数据准备
1. 表达矩阵
- 将行名转换为 gene symbol
- 数值log2后取小数点后两位
- 锁定11个基因
suppressPackageStartupMessages(library(org.Hs.eg.db))
suppressPackageStartupMessages(library(AnnotationDbi))
expr <- read.table('./TCGA-HNSC.htseq_counts.tsv',header = T,sep='\t')
dim(expr)
# [1] 60488 547
expr[1:4,1:4]
# Ensembl_ID TCGA.BB.4224.01A TCGA.H7.7774.01A TCGA.CV.6943.01A
# 1 ENSG00000000003.13 11.127994 11.420487 11.39178
# 2 ENSG00000000005.5 1.584963 0.000000 0.00000
# 3 ENSG00000000419.11 10.650154 10.724514 10.68825
# 4 ENSG00000000457.12 10.055282 9.651052 9.84235
enb <- as.character(expr[,1])
enb_new <- c()
for (i in 1:length(enb)) {
enb_new[i] <- strsplit(enb[i],"\\.")[[1]][1]
}
enb_new <- unique(enb_new)
symb <- AnnotationDbi::select(org.Hs.eg.db,enb_new,"SYMBOL","ENSEMBL")
todelet <- match(symb[,1],enb_new )
expr[,1] <- enb_new
expr <- expr[todelet,]
expr[,1] <- symb[,2]
gs <- expr$Hugo_Symbol
expr <- expr[,-1]
rownames(expr) <- gs
expr <- log2(expr+1)
expr <- apply(expr, 2, function(x){
as.numeric(format(x,digits = 2))
})
save(expr,file='expression.Rdata')
2. 临床数据
- 将行名形式与表达矩阵统一
clin <- read.table('./TCGA-HNSC.GDC_phenotype.tsv',header = T,sep='\t')
summary(clin)
clin[1:4,1:4]
clin$submitter_id.samples = gsub('-','.',clin$submitter_id.samples)

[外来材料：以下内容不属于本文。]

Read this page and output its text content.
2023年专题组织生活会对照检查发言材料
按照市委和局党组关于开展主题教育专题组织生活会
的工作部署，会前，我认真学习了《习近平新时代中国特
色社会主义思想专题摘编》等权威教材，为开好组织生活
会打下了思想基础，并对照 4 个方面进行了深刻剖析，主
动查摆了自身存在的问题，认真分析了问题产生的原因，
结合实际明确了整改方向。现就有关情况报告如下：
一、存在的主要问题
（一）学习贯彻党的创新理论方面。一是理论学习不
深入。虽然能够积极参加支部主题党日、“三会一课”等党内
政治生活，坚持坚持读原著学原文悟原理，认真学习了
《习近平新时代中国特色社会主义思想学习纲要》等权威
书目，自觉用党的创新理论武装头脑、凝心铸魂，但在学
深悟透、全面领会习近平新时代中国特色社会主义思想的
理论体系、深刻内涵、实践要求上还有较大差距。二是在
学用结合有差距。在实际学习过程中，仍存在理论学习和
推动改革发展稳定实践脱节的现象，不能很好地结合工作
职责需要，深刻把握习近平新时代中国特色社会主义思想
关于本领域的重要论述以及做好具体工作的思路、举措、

row.names(clin) <- clin[,1]
save(clin,file='clinical.Rdata')
3. 生存数据
surv <- read.table('./TCGA-HNSC.survival.tsv',header = T,sep='\t')
4. 整合数据
- 锁定11个基因
- 整合
clin
和surv
geneselected <- expr[c("CHAC2","CLEC9A","GNG10","JCHAIN","KLRB1",
"NOG","OLR1","PRELID2","SYT1","VWCE","ZNF443"),]
phe <- clin[,c("submitter_id.samples","age_at_initial_pathologic_diagnosis","clinical_stage")]
colnames(phe) <- c("ID","age","stage")
row.names(phe) <- phe[,1]
row.names(surv) <- surv[,1]
phe <- cbind(phe,surv[,c("OS.time","OS")])
phe <- phe[phe$ID %in% surv$sample,]
surv <- surv[surv$sample %in% phe$ID,]
phe <- cbind(phe,surv[,c("OS.time","OS")])
## 去除 stage 中的空白值
phe <- phe[phe$stage!="",]
geneselected <- geneselected[,colnames(geneselected) %in% phe$ID]
## 更改数据框中所有列的属性,和示例数据一致
phe$age <- as.numeric(phe$age)
phe$stage <- as.character(phe$stage)
phe$OS.time <- as.numeric(phe$OS.time)
phe$OS <- as.numeric(phe$OS)
coxph
mySurv=with(phe,Surv(OS.time, OS))
cox_results <-apply(geneselected, 1 ,function(gene){
group=ifelse(gene>median(gene),'high','low')
survival_dat <- data.frame(group=group,stage=phe$stage,age=phe$age,
stringsAsFactors = F)
m=coxph(mySurv ~ age + stage+ group, data = survival_dat)
beta <- coef(m)
se <- sqrt(diag(vcov(m)))
HR <- exp(beta)
HRse <- HR * se
tmp <- round(cbind(coef = beta, se = se, z = beta/se, p = 1 - pchisq((beta/se)^2, 1),
HR = HR, HRse = HRse,
HRz = (HR - 1) / HRse, HRp = 1 - pchisq(((HR - 1)/HRse)^2, 1),
HRCILL = exp(beta - qnorm(.975, 0, 1) * se),
HRCIUL = exp(beta + qnorm(.975, 0, 1) * se)), 3)
return(tmp['grouplow',])
})
cox_results=t(cox_results)
table(cox_results[,4]<0.05)
#
# FALSE TRUE
# 10 1
cox_results[cox_results[,4]<0.05,]
# coef se z p HR HRse HRz HRp HRCILL HRCIUL
# 0.398 0.193 2.058 0.040 1.489 0.288 1.698 0.090 1.019 2.176
结果只有一个基因是显著的。
同时还有另一个问题(纠缠了大半天
当矩阵是全部基因的 expr
时,一直会出现报错,目前还未解决。
也是因为这个报错,删去了satge有空白值的项、更改了数据框每一列的属性,不过依旧报错,没有结果文件产生。
换成目标的11个基因的表达矩阵后,没有出现报错。